Nesse tipo de ocorrência, que envolve o emprego de armas de fogo, a perícia de local, a perícia balística e a necrópsia são sempre preponderantes, mas outros exames também serão realizados.
Vamos analisar as informações divulgadas até agora pela mídia, relativas aos vestígios, e entender como eles podem contribuir para o esclarecimento dos fatos:
A perícia de local teria recolhido 33 estojos deflagrados, o que sugere que esse seja, a princípio, o número mínimo de disparos efetuados com as armas empregadas;
Os cartuchos encontrados são compatíveis com aqueles empregados em pistolas de calibre 9 mm;
O vídeo gravado por uma das câmeras do quiosque indica o horário de 0:59:20 como o momento em que um carro branco estaciona e de onde descem 3 homens armados e o horário de 0:59:55 quando o carro desaparece do alcance da câmera.
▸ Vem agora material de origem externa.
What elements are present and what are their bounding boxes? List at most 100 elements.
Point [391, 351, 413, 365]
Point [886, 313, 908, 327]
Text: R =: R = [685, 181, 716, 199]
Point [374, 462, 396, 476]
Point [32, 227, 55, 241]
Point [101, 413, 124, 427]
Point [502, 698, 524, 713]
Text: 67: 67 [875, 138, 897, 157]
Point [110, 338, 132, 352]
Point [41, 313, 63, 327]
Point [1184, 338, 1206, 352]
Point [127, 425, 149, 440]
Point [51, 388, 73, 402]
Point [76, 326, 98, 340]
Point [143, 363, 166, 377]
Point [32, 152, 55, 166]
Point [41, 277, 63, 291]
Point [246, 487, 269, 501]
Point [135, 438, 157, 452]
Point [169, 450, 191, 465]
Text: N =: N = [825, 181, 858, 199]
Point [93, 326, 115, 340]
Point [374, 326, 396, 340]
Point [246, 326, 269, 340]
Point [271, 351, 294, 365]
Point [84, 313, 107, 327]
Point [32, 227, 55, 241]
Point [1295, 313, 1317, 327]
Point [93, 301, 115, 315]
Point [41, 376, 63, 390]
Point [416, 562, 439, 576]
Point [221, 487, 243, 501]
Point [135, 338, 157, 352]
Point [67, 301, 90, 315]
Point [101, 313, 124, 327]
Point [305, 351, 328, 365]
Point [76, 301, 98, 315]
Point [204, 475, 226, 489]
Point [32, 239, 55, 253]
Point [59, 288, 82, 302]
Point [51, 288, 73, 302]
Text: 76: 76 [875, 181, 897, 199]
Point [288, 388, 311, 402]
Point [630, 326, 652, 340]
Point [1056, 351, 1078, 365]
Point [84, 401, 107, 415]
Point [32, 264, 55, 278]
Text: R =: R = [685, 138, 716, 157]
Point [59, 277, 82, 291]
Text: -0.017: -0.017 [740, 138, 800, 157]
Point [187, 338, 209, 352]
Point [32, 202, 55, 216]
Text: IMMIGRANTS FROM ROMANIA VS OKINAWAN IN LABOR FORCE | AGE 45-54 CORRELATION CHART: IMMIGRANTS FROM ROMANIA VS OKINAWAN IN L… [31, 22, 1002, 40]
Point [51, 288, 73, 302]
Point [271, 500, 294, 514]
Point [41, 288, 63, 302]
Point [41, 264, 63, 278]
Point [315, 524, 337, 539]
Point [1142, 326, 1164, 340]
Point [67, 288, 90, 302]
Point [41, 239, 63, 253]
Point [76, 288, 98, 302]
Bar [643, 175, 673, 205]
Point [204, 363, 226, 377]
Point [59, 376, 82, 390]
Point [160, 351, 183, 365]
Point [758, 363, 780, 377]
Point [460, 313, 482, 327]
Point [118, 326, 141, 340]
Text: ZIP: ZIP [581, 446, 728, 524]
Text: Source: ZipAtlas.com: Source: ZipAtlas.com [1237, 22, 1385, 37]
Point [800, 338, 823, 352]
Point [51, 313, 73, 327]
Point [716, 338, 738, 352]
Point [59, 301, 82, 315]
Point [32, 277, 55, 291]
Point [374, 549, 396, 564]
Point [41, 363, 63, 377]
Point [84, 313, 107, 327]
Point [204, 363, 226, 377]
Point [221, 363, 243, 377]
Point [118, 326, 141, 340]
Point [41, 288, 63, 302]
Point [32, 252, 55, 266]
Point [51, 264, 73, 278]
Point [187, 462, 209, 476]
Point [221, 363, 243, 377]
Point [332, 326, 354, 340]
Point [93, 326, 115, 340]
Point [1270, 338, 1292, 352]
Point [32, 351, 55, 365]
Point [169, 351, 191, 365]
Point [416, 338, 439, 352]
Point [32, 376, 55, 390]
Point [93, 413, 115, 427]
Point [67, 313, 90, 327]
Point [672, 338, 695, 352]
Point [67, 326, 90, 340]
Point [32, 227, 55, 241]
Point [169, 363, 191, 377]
Portanto, em 35 segundos a ação se desenrola. Esse vídeo e outras possíveis imagens de outras câmeras poderão ajudar a definir toda a dinâmica e certamente serão objeto de perícia;
Dados dos exames cadavéricos mostraram que Diego foi atingido por 8 projéteis, dos quais dois foram nas costas (escápula direita), um no ombro posterior direito, um no punho direito, um na coxa direita, um na lateral direita, um no peito direito e um no trapézio direito. Perseu foi atingido por 5 projéteis. Dois disparos foram de raspão e atingiram a mão esquerda e o braço direito, enquanto, entre os outros três, um atingiu a mão direita, um a escápula direita (com saída no lado direito do peito), e o outro a região lombar (lado direito). Marcos foi atingido por 6 projéteis, dois na cabeça, um na nuca, um costas, um no braço esquerdo e um na barriga;
Exames em dispositivos (celulares) das vítimas podem de alguma forma contribuir com a investigação e certamente também serão realizados;
As perícias balísticas poderão ser realizadas mesmo antes da apreensão de possíveis armas suspeitas de terem sido utilizadas. Os estojos deflagrados serão descritos, e, caso possuam números gravados, poderão ser rastreados. Os projéteis coletados no local e outros extraídos das vítimas também podem ser descritos, fotografados e lançados em bancos de dados balísticos, visando definir se as armas empregadas já constam no sistema desse banco, indicando que já teriam sido empregadas em outros crimes.
A principal linha de investigação divulgada pela Polícia Civil aponta que o crime foi praticado por traficantes que queriam matar um miliciano na região em uma clara disputa de poder. Perseu, uma das vítimas, teria por engano sido confundido com o miliciano alvo dos traficantes. No mesmo dia da chacina, quatro corpos foram encontrados baleados em dois veículos. Eram os suspeitos de ter participado da chacina, mortos por seus pares, após falharem e gerarem toda a repercussão que se estabeleceu.
Ainda há muito o que ser investigado, inclusive a possibilidade de crime político, já que um dos médicos mortos é irmão e cunhado de Deputados federais.
O que desejamos de verdade é que possamos ter menos violência e que o projétil se cale para que um projeto de paz tenha sucesso.